Personal information
- Full name: Carlos Santiago Pereira
- Date of birth: 7 September 1951 (age 74)
- Place of birth: Marín, Spain
- Height: 1.85 m (6 ft 1 in)
- Position(s): Goalkeeper

Senior career*
- Years: Team / Apps / (Gls)
- 1970–1971: Pontevedra B
- 1971–1974: Pontevedra / 27+ / (0)
- 1974–1982: Valencia / 58 / (0)
- 1975–1976: → Alavés (loan) / 12 / (0)
- 1981–1982: → Racing Santander (loan) / 18 / (0)
- 1982–1986: Atlético Madrid / 34 / (0)
- 1985–1986: → Celta Vigo (loan) / 15 / (0)
- 1987–1988: Arenteiro / 19 / (0)
- 1988–1989: Gran Peña
- Total:  / 183+ / (0)

= Carlos Pereira (footballer, born 1951) =

Spanish footballer (born 1951)

Carlos Santiago Pereira (born 7 September 1951) is a Spanish former professional footballer who played as a goalkeeper.

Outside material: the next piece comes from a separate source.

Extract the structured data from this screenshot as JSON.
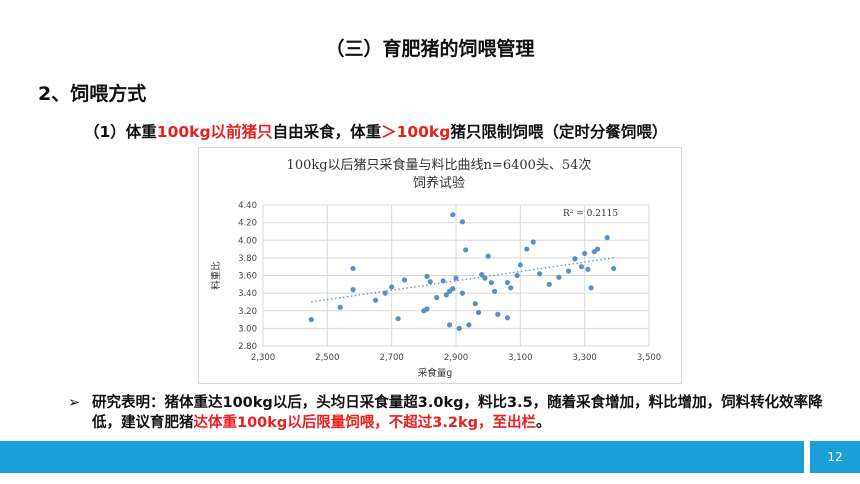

He made 125 La Liga appearances over the course of a decade for Valencia, Racing de Santander, Atlético Madrid and Celta Vigo. With the first of those clubs, he won the Copa del Rey, UEFA Cup Winners' Cup and UEFA Super Cup in successive seasons.

==Career==
===Early career===
Born in Marín in Galicia, Pereira began his career with Rápido de Pereiró in Castrelos (Pontevedra) before joining the youth ranks of Pontevedra in the Segunda División. His first season as a senior was with the B-team in the regional leagues in 1970–71.

===Valencia===
In May 1974, Pereira transferred to Valencia for a fee of 5.75 million Spanish pesetas and the buying club's promise to take part in Pontevedra's pre-season tournament. He made his La Liga debut on 6 October in the fourth game of the season, a 5–2 loss away to Barcelona at the Camp Nou, conceding the first goal from Johan Cruyff after three minutes; he did not play again for the rest of the campaign.

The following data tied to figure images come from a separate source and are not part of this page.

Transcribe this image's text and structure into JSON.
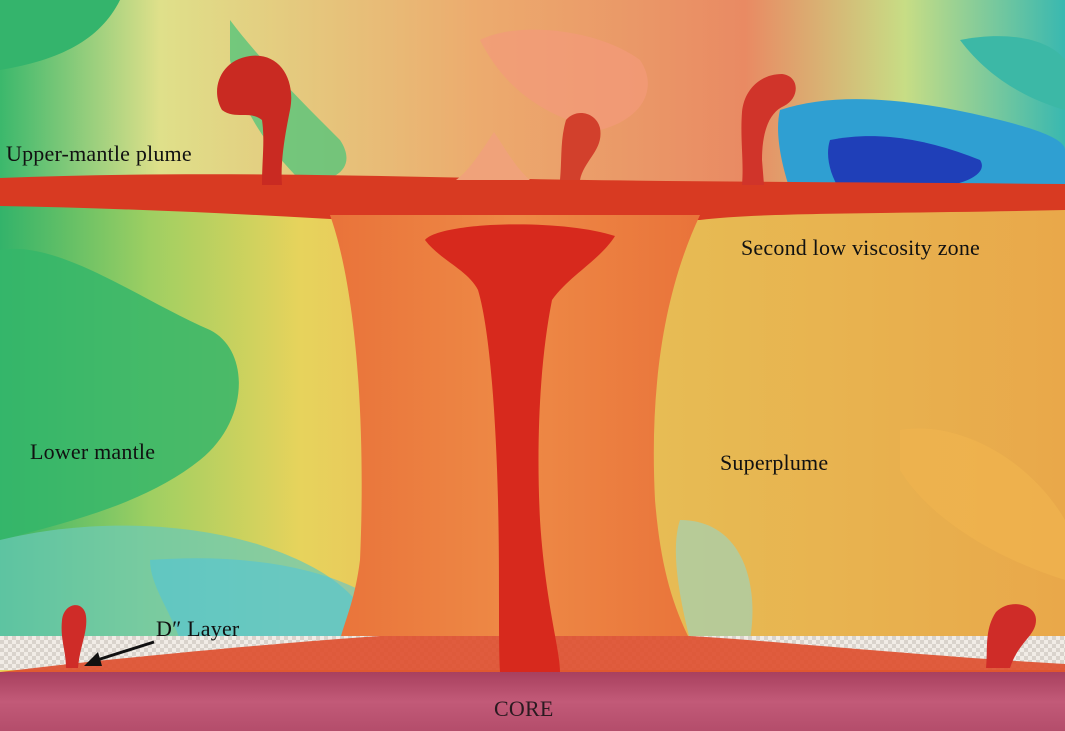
{
  "labels": {
    "upper_mantle_plume": "Upper-mantle plume",
    "second_low_viscosity_zone": "Second low viscosity zone",
    "lower_mantle": "Lower mantle",
    "superplume": "Superplume",
    "d_layer": "D″ Layer",
    "core": "CORE"
  },
  "colors": {
    "hot_red": "#d8301e",
    "warm_orange": "#e9753a",
    "yellow": "#e6d25a",
    "green": "#3fb86a",
    "cyan": "#6fd3d6",
    "blue": "#2d57c7",
    "core": "#b9506e"
  }
}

After spending 1975–76 on loan to Alavés in the second tier, Pereira returned to the Valencian first team. He battled for a starting place against José Manzanedo and Pepe Balaguer. He was part of the side that won the Copa del Rey in 1978–79, but his last involvement was in the first leg of the last 16, a 4–1 loss away to Barcelona. In the following season's UEFA Cup Winners' Cup, he played the final on 14 May 1980 against Arsenal, keeping the game goalless after 120 minutes. In the penalty shootout, he overcame the miss by Valencia's star player Mario Kempes by saving the attempts from Liam Brady and Graham Rix to win the trophy at Heysel Stadium.

In the 1980 European Super Cup, Pereira played the first game on 25 November, a 2–1 loss away to Nottingham Forest. In the second leg, he was replaced by José Manuel Sempere in a 1–0 win to lift the trophy on the away goals rule.

In December 1981, Pereira was loaned to fellow top-flight team Racing de Santander for the rest of the season. He took a cut in basic rate of pay from 100,000 pesetas a month at Valencia to 70,000 at the Cantabrians, who could afford the detail due to becoming the first Spanish club with shirt sponsorship, by home appliances Teka.

===Later career===
Pereira transferred to Atlético Madrid in August 1982, for a fee of 15 million pesetas and a salary of 6 million annually for two years. The club had lost goalkeeper José Navarro to injury, while back-ups Ángel Mejías and Abel Resino were inexperienced. He won another Copa del Rey in 1985, playing both legs of a 6–3 aggregate win over Deportivo de La Coruña in the last 16.

In September 1985, with his opportunities at the Vicente Calderón Stadium limited by Argentine Ubaldo Fillol, Pereira moved to Celta Vigo of his home province. He arrived at a club where regular goalkeeper Javier Maté was injured and reserve José Antonio Fernández Pla, known as Chuco, was playing.

==Personal life==
Pereira was identifiable for wearing a red goalkeeper's jersey, and for his thick beard.

Pereira's older brother José (1937–1985) was also a goalkeeper, known by the nickname Sansón. His nephew Agustín Rodríguez Santiago played in the same position for Real Madrid in the 1980s.